Mohammed Fahir Amaaz and Muhammad Amaad will not face a third trial over the Manchester Airport assault case after prosecutors failed to provide evidence, ending the last active route for another prosecution over the July 2024 confrontation.
The decision comes after a second jury at Liverpool Crown Court spent nearly 20 hours over a five-week trial trying to decide whether the brothers assaulted PC Zachary Marsden causing actual bodily harm. Judge Flewitt then instructed that not guilty verdicts be recorded against the pair, closing the case in court for now.
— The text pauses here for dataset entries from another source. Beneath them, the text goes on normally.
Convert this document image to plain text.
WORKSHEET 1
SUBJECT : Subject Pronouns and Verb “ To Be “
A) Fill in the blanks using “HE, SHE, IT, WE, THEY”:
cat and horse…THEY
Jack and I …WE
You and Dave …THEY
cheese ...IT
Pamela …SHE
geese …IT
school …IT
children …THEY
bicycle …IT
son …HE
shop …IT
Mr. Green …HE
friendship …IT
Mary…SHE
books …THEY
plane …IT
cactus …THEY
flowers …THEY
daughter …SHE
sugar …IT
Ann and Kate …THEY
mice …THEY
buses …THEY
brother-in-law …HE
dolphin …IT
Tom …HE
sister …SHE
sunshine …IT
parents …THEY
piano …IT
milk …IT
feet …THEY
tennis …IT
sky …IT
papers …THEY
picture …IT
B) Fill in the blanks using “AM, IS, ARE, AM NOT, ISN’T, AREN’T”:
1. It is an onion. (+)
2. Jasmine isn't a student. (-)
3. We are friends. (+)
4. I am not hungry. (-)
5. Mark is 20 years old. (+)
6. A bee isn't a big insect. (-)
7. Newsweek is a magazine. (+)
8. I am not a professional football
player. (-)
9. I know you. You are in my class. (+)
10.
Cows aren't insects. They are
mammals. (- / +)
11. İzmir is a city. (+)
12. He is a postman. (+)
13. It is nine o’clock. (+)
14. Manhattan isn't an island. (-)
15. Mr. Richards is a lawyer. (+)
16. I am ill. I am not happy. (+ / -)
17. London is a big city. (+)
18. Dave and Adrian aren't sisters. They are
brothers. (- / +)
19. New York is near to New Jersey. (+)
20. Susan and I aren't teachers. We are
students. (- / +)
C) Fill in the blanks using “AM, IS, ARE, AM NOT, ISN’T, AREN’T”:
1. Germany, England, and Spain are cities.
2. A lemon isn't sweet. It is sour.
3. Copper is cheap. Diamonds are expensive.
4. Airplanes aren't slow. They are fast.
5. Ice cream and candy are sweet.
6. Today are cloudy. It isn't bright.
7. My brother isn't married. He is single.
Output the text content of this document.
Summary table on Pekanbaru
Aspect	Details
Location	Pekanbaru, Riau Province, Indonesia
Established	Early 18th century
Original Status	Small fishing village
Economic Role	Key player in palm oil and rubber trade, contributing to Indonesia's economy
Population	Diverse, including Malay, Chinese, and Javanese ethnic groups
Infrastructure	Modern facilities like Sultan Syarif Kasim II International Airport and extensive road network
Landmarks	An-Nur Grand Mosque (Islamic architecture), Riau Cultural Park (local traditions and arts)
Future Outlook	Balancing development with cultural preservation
The brothers, from Rochdale in Greater Manchester, were filmed in a physical confrontation with Marsden at the airport in July 2024. Amaaz, 21, had already been remanded in custody last year after being convicted at the first trial of three counts of assault, including assaults on two other officers, while Amaad, 26, was found not guilty at that hearing.
The latest decision matters because it follows two separate juries that could not agree on the central allegation in the case. That is the part of the story that has kept Manchester Airport in the headlines for months: a single incident that produced different outcomes on different counts, and a retrial process that still failed to produce a final verdict on the assault allegation against Marsden.
The case also drew fierce online criticism of the police response, including allegations of racial discrimination and police brutality, after the footage spread widely. Marsden was suspended after the incident, and the force found itself under scrutiny as much for what happened on the floor of the terminal as for the criminal charges that followed.
Inside the courtroom, the legal threshold for trying the brothers again was always high. Prosecutors said a third trial would be pursued only in exceptional circumstances, and Paul Greaney KC told the court that the count on the indictment was serious and had attracted significant public interest, but could not properly be described as one of extreme gravity. That left little room for another attempt once the second jury also failed to reach agreement.
The broader row around the case was sharpened last month when Nigel Farage said at a 21 June press conference that there was a reluctance to prosecute those violent thugs in Manchester airport. Judge Flewitt later wrote that the comment was potentially contempt of court because it implied the defendants’ guilt, though the Attorney General’s Office confirmed no contempt proceedings were issued. For Amaaz and Amaad, the consequence is plain: no third trial will go ahead, and the courtroom chapter of the Manchester Airport case has effectively ended without a final jury verdict on the main assault count.